Dancing in hell
Published on Wallpaper* Magazine Graduates Directory Archiprix 2018,
Exhibited at the Cooper Union Archive and Artifact
Architecture and Film Symposium, A&M University
Awarded David Yarnall Merit of excellence in Architecture
Designed by Yaoyi Fan
We create movement at every moment. Survival instincts motivate us to move. Alternatively, we merely move by pleasure. The movement created us. It exists in every faction of our body for the air we breathe in and the flows in our vein.
We experience space through our body in a path or sequence of movement. Though that movement we construct a temporal perception of space in our mind, that is different from the physical space. The series of actions we act out create a temporal reconfiguration of the physical space.
However, it is impossible to capture its ephemeral forms. Marey built a photo gun to take the photo as fast as a bullet to obtain a fraction of second the subject’s motion. Muybridge set cameras in each step where the house will go to capture the movement of a running horse. However, they are only able to achieve the two-dimension representation of movement. I wonder what the three-dimensional forms of movement are.

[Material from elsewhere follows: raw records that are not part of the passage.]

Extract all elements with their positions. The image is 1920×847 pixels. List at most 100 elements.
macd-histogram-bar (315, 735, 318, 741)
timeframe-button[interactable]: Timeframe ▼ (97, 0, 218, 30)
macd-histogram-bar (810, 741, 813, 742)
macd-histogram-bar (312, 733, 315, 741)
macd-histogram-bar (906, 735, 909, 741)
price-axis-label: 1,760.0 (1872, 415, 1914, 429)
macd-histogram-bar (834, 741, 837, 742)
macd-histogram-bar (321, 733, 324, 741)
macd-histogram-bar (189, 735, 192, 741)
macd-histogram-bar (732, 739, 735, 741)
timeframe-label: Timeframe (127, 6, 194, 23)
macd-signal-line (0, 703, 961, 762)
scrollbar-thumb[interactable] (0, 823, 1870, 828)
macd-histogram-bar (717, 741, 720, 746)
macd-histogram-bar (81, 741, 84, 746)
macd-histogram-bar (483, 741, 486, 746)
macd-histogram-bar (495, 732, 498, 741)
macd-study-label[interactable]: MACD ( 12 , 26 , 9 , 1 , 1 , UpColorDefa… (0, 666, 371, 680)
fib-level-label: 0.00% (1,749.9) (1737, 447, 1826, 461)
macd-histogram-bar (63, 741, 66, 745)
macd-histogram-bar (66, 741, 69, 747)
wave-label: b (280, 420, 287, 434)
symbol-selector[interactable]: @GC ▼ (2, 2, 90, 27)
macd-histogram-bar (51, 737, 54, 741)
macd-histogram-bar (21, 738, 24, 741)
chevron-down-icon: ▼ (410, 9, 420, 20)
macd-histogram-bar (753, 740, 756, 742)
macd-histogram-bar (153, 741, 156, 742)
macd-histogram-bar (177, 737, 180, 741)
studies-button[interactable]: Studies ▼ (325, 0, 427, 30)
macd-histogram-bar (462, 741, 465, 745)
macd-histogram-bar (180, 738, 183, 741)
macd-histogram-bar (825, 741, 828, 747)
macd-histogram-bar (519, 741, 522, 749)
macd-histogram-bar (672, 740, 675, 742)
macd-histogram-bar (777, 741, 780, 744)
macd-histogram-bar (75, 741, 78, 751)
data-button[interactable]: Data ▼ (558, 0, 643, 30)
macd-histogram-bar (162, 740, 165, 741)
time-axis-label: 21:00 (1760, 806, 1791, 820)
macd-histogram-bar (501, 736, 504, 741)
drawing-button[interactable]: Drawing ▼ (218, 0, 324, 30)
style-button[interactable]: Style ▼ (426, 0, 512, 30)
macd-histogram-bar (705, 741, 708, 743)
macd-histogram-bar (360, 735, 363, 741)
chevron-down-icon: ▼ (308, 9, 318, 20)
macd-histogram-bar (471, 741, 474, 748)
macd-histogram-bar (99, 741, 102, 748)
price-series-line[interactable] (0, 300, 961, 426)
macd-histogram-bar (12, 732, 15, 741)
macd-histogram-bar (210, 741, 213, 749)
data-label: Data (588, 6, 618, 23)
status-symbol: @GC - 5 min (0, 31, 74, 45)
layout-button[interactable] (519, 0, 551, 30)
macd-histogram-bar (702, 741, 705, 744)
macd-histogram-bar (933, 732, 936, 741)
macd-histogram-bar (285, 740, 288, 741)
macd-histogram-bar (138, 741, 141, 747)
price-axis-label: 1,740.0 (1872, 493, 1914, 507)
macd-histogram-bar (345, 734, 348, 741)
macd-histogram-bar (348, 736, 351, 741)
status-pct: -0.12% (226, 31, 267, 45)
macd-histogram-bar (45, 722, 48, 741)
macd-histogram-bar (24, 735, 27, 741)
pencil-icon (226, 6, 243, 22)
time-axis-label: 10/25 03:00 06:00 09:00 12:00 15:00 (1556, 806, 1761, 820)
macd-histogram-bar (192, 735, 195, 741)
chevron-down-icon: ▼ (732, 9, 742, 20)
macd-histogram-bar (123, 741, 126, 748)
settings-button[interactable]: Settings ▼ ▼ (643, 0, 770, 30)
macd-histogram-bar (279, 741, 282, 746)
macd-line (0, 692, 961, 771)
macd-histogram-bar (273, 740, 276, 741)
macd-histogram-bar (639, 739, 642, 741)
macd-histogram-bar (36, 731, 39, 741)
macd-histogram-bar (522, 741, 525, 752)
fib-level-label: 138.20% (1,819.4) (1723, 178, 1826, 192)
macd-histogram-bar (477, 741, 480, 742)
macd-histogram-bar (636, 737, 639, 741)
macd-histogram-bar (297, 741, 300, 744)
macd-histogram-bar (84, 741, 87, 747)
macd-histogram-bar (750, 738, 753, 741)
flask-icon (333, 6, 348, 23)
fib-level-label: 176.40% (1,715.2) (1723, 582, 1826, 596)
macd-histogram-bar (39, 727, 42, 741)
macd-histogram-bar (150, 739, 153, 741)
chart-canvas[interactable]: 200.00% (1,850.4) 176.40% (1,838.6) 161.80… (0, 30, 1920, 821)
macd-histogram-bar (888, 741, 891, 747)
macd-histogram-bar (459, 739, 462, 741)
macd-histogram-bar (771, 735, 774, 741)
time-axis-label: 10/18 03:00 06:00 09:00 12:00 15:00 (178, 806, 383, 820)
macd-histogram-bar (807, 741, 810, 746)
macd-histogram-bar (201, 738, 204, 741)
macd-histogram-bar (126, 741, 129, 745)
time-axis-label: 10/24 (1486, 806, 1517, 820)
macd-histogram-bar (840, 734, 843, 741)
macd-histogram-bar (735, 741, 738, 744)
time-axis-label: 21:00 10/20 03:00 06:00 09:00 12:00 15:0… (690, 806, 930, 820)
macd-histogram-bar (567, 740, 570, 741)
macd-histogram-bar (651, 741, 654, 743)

Using 3D scan, we can construct the form of a fraction of second of movement. By layering series of digital point clouds, we are able to have the entire sequence of a particular act, such as descending a stair, walking in a passage, rotating between column, and even dancing in a room. Because photogrammetry construct model through a relation position, the moving bodies have distorted the physical space and present eccentric forms. In a traditional standard of the survey, the changes between each set of models would be considered “imprecise,” but movement’s documentation challenges its concept of precision as reproduction by presenting scans of perception instead. For instance, on the ramp located in the Guggenheim Museum in New York, the correlation between the shift in image resolution and the time a person spends looking at and moving from one piece of art to another, is more “precisely” represented her analysis than it would be in any static digital two or three dimensional reproduction. Thus, despite being constructs, these perceptive scans are technically a more accurate record of the ephemeral form that movements portrayed.






perception and space
The representation of perception has existed in ancient time, particularly on the religious belief of unseemly spaces such as heaven or hell. In Renaissance’s painter illustration of Dante’s Inferno, Botticelli had attempted to illustrate the architecture of hell. He painted a sectional painting call “The Chart of Hell,” in which he depicted the movement of Dante and Virgil in a sequence of experience in hell. Botticelli illustrated this section as a series of rings stuck on top of each other, and those rings form an inverted cone. The architecture of inferno is not static space. Space is growing and extending as the characters move in the story. Each ring constructs through the perceptive of the moving and suffering figures in hell. The circle is not constructed through concrete masonry but build upon the perception of sinner’s constant movement: the inverted cone built from the experience of Dante and Virgil, the wayfarers of hell who witness the fall of sins. This section of Dante’s Inferno is a cut in the mind of perpetual, eternal moving sinners.
Dante’s description of inferno is a metaphor of the city.